Ma di più: se egli capisce la singolarità di questo luogo, la sua unicità, è nella misura in cui capisce la totalità, ovvero il senza-luogo, in cui questa singolarità è immersa e da cui emerge. Per cui se l’espressione riguarda il luogo e il destino, la comprensione dell’espressione stessa come isolamento, elezione, separazione, è la comprensione dell’universale e del fato, di ciò che è la comunione di tutto con tutto, e dunque di ciò che non è in un luogo, se non nel luogo senza luogo che è l’universo.
Questo sentimento fatale, di comunione di tutto con tutto, in cui la formica partecipa della frana e la frana della pianura, lo assaporiamo ancora in Shakespeare, dove il sole, Ecate, la notte, le sfere e mille altri ministri dell’aria e della psiche, cooperano nel filare il corso della vita del singolo, che si staglia sgargiante, di sangue o di luce, nel bel mezzo della rete vitrea e tagliente della storia in cui gli uomini sono irretiti, specchio deforme del cristallino ordine che governa segretamente la natura, specchio deforme dei cieli mossi dal canto delle Sirene. Con il solito gusto per la concisione e limpidezza, gli Antichi chiamavano queste impalpabili mediazioni dall’universo all’individuo e viceversa con nomi propri: Sole, Ecate, Notte, Sfere.
E proprio questo è arte: trovare nomi, ovvero esprimere. Trovare una lingua. E questo trovare anche è il destino: una lingua è un destino. Te ne è assegnata una attraverso il sangue e la terra: eppure la tua, è un’altra ancora, è solo tua. Ma tu sei finito e mortale: perché affinarla, se è già solo tua, e se tutto è a tempo, se tutto sparirà? Ma sorge un’altra domanda: da dove viene questa tua lingua? Un intelletto libero risponderebbe: da un silenzio che è tuo quanto lo è di un’alga o di una nube.
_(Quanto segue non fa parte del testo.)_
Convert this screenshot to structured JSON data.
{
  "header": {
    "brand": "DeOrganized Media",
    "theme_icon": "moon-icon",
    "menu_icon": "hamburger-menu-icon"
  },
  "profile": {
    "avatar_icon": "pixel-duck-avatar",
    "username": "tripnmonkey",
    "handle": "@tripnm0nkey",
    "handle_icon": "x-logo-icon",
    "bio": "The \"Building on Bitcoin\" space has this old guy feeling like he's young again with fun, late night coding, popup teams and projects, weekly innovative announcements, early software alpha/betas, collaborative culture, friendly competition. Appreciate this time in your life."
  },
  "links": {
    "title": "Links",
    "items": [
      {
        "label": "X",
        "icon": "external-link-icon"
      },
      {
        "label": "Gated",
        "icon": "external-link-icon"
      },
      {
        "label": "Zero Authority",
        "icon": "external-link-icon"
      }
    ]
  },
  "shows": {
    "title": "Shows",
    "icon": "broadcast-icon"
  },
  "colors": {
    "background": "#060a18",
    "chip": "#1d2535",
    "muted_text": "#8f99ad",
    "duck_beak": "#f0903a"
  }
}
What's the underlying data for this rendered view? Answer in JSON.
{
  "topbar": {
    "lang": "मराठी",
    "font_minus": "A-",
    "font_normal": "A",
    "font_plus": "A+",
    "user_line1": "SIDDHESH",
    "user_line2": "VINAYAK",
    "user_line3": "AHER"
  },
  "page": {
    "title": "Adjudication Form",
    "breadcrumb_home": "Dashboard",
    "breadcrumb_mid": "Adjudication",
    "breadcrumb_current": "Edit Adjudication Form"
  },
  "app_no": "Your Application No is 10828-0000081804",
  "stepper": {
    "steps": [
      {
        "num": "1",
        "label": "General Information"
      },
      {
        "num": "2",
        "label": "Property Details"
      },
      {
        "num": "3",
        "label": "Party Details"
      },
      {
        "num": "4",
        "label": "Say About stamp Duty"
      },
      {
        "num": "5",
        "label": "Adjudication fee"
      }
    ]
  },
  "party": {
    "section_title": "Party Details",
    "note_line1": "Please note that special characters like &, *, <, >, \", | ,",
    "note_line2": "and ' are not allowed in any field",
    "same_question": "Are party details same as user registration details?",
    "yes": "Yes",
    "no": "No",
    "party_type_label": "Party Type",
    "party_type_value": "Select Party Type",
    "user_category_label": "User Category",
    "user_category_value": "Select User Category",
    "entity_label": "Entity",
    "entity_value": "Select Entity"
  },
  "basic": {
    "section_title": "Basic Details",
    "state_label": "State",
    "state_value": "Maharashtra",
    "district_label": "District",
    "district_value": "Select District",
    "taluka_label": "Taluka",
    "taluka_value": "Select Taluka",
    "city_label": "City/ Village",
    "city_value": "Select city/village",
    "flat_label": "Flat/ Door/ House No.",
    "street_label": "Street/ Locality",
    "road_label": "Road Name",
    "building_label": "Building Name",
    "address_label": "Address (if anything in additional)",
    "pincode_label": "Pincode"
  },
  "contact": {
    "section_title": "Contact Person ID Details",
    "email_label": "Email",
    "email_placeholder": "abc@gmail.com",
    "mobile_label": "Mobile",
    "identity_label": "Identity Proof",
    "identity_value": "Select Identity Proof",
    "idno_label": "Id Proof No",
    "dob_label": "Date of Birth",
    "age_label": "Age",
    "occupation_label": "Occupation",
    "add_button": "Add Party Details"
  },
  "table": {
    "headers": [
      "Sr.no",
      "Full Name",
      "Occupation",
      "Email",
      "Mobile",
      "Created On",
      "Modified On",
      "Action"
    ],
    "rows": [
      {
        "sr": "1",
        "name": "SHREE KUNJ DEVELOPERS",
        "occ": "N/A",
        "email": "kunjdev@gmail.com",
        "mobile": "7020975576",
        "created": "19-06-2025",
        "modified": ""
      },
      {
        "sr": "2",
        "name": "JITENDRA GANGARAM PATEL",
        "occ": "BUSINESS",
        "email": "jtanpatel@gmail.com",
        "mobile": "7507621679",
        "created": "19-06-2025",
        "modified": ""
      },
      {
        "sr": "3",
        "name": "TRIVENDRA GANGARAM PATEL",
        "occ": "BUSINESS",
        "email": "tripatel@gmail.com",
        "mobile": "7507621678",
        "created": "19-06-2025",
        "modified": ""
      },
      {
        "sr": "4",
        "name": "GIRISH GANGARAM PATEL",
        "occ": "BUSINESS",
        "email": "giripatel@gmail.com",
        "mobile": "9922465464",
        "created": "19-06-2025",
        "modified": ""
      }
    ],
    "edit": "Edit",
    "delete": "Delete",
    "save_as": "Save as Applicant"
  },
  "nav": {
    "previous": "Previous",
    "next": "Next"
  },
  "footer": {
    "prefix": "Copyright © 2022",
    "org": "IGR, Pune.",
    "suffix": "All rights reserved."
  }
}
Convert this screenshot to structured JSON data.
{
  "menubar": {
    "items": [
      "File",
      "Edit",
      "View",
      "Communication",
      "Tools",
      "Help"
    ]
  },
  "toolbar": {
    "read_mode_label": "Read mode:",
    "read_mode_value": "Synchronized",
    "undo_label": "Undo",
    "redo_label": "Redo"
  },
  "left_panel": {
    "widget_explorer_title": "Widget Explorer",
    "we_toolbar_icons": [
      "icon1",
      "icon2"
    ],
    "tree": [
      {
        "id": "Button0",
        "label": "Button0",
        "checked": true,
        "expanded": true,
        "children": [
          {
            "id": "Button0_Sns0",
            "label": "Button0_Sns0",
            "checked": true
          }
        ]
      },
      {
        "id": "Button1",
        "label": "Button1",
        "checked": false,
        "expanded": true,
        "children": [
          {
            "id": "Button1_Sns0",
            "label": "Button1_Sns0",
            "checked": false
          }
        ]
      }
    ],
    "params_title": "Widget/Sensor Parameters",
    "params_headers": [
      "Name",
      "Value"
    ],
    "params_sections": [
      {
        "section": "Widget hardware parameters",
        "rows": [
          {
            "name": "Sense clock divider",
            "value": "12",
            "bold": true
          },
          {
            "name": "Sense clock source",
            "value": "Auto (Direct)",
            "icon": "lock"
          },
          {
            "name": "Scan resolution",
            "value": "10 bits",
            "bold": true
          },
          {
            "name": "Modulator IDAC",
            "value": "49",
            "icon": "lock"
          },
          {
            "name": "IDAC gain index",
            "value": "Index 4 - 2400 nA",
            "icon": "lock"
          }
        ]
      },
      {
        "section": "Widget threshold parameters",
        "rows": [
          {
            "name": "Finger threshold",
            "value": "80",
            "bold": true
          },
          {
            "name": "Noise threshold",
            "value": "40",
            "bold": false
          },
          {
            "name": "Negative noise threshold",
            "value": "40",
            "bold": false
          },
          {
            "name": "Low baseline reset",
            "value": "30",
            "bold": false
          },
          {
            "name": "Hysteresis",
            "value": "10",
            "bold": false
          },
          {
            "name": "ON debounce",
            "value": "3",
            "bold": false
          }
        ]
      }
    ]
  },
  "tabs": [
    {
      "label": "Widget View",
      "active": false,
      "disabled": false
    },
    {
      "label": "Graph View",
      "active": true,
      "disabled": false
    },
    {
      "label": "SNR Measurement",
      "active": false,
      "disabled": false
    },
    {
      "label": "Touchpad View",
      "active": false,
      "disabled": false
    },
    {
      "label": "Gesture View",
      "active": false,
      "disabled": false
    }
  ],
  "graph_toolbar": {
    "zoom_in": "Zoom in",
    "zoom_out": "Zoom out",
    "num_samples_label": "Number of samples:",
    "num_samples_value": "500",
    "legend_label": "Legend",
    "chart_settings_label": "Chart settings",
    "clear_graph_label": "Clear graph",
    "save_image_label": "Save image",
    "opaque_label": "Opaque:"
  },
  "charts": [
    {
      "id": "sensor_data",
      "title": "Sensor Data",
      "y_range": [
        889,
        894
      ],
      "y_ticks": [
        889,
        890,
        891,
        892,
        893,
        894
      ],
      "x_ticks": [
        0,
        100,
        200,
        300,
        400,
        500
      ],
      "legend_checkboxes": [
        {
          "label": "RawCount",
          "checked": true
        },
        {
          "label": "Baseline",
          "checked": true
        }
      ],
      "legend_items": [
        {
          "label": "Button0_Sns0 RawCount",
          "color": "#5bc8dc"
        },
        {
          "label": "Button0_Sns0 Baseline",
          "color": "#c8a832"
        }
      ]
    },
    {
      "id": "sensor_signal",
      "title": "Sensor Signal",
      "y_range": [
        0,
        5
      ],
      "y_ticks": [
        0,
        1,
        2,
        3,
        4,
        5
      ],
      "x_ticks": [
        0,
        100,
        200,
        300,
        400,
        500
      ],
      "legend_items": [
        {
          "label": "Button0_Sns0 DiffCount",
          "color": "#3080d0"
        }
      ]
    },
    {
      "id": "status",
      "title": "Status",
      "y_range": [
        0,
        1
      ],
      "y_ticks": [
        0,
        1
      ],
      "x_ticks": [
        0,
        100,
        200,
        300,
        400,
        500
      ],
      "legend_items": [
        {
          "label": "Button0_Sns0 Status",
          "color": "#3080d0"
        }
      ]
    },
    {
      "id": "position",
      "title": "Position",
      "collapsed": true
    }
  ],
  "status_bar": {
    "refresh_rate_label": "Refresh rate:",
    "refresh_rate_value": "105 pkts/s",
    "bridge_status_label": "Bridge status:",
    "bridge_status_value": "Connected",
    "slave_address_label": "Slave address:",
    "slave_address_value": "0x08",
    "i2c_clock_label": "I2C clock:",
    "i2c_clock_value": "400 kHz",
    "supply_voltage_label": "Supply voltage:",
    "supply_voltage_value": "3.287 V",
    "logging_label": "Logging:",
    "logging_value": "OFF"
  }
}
Capire il silenzio che permette la lingua, questo è sciogliere il nodo in cui crediamo che termini il destino quando lo pensiamo mortale, questo è rivedere il filo del destino per quello che è: una linea minima e contigua all’ordito senza bordi del fato.
Specchio dell’ordire cosmico, anche l’operare dell’uomo è un tessere. Abbiamo un filo che è nostro, e moltissimi fili che non sono nostri: più li intrecciamo al nostro, nella conoscenza, più diventano nostri; più intrecciamo il nostro agli altri, nell’espressione, più il nostro diventa di tutti. Così l’artista che si pensa io, comporrà il tappeto dell’opera col suo solo filo, ingarbugliandolo monotonamente su se stesso. L’artista che si pensa uomo, comporrà il tappeto col suo filo e dei suoi simili, e i suoi simili si rispecchieranno nei vari toni di un medesimo colore. L’artista che si pensa mediatore tra il cielo e la terra, comporrà il suo tappeto coi fili di tutte quante le creature vivano tra cielo e terra, nella misura delle sue forze, e l’uomo vi ammirerà la miniatura di ciò che non può vedere dritto nella sua verità totalmente intercomunicante; vi contemplerà il luogo del senza-luogo; vi vedrà un intreccio di destini che manifesta intelligibilmente il fato.